General commentsThe UPIGO’s survey covers countries with very different economic situations. In Europe, the GNP varies from US$2,600 to US$65,630 per inhabitant and per year. In Africa, Tunisia enjoys a privileged situation with US$2,890 per inhabitant. For the other fourWest African countries, the GNP goes from US$ 350 to US$700 per inhabitant.
It goes without saying that the health situation in each country is strongly dependent on its economic possibilities.
If theoretically everyone agrees to say that the rich countries have the moral obligation to help the poor countries, the reality of this help is often left to be desired and progress is to be made here. Our profession meets with difficulties everywhere. There are often conflicts with the state, with the health insurance. In some countries there are many conflicts with neighbouring specialities and even with mid-wives. To manage as best as possible the difficulties of the profession, a strong and representative union is an advantage of utmost importance. The union has the vocation of being an inescapable interlocutor for the political decision-makers or the health insurance administrators: in any constructive negotiation, you have to give to receive.

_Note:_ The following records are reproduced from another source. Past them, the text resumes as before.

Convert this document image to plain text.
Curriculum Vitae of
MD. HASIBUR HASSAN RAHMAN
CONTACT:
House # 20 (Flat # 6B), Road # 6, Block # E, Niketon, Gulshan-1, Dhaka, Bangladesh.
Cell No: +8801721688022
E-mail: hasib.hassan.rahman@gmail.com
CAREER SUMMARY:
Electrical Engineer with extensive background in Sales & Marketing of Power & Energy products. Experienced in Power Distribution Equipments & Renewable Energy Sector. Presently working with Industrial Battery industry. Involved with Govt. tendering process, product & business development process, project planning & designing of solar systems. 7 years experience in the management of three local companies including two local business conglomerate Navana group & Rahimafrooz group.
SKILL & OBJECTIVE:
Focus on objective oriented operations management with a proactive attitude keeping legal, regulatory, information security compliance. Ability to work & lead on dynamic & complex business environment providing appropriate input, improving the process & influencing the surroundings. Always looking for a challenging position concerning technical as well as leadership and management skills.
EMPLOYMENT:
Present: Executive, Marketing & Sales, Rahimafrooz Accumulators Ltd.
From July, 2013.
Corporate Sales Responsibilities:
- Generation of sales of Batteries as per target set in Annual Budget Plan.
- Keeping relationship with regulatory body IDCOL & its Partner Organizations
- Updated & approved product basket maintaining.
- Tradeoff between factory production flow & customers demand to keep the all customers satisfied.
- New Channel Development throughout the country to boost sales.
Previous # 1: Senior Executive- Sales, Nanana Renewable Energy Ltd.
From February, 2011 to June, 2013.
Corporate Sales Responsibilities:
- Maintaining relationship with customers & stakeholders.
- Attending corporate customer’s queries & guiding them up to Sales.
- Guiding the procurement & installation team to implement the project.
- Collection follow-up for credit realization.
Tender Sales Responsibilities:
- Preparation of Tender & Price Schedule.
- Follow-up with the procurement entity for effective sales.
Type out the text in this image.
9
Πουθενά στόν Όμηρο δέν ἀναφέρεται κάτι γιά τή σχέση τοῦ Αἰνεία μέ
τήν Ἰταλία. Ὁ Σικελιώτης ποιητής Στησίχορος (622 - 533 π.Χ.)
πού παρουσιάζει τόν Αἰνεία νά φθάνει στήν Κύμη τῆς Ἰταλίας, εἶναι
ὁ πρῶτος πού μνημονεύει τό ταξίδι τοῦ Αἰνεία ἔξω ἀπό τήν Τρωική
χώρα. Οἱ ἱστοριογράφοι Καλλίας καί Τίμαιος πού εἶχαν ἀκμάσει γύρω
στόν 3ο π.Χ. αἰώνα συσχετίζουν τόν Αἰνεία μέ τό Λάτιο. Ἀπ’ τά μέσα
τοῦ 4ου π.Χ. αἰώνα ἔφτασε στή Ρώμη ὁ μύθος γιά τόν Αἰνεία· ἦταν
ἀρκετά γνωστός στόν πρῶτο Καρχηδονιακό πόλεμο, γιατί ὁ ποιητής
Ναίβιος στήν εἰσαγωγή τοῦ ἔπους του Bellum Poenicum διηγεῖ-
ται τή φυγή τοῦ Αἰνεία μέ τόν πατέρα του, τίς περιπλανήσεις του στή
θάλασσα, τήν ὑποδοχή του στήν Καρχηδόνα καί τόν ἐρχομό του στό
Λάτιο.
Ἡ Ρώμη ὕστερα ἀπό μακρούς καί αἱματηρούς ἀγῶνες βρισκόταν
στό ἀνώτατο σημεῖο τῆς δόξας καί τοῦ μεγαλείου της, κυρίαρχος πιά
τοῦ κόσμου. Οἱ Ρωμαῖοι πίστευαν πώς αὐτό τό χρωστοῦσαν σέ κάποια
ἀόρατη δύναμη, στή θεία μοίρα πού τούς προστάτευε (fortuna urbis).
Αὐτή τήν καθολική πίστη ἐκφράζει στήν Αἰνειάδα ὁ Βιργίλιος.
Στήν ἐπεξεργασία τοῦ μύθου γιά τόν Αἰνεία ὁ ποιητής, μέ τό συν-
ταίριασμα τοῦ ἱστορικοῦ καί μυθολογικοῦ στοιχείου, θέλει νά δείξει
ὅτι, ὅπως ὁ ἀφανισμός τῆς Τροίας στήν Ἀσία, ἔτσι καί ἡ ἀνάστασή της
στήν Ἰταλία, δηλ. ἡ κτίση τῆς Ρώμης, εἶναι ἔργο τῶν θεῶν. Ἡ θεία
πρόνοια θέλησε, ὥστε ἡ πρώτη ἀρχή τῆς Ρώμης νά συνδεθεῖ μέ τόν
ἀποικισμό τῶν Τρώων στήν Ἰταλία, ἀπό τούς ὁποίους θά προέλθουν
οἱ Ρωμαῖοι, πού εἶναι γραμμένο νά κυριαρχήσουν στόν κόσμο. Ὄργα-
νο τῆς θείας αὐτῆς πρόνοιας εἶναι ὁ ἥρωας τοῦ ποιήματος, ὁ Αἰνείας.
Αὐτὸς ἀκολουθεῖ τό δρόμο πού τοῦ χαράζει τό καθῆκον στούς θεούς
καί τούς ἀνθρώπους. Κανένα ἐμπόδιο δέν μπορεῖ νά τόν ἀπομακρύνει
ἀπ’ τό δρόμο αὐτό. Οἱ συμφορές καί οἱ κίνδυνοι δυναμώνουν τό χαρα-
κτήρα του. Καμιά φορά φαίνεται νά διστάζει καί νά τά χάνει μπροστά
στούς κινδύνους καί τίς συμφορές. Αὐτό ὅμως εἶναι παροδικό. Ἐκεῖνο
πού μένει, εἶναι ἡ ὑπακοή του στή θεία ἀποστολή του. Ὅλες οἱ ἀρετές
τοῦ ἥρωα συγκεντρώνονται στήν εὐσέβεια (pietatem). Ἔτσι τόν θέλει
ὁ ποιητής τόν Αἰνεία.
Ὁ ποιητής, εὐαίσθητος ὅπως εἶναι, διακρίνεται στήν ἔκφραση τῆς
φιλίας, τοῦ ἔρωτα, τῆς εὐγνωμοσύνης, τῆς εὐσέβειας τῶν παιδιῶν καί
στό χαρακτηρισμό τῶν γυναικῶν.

It is imperative for the profession to commit itself to a process of quality. It must actively take part in the organisation of continuing medical training. It must be able to prove the quality of the health care given by each of its members.
In return, it is authorised to ask for satisfactory working conditions, a good level of fees and a minimum of freedom in its therapeutic choices. Our liability should not be committed if we have the freedom to choose the necessary treatment for our patients and if we have access to a proper technical support centre.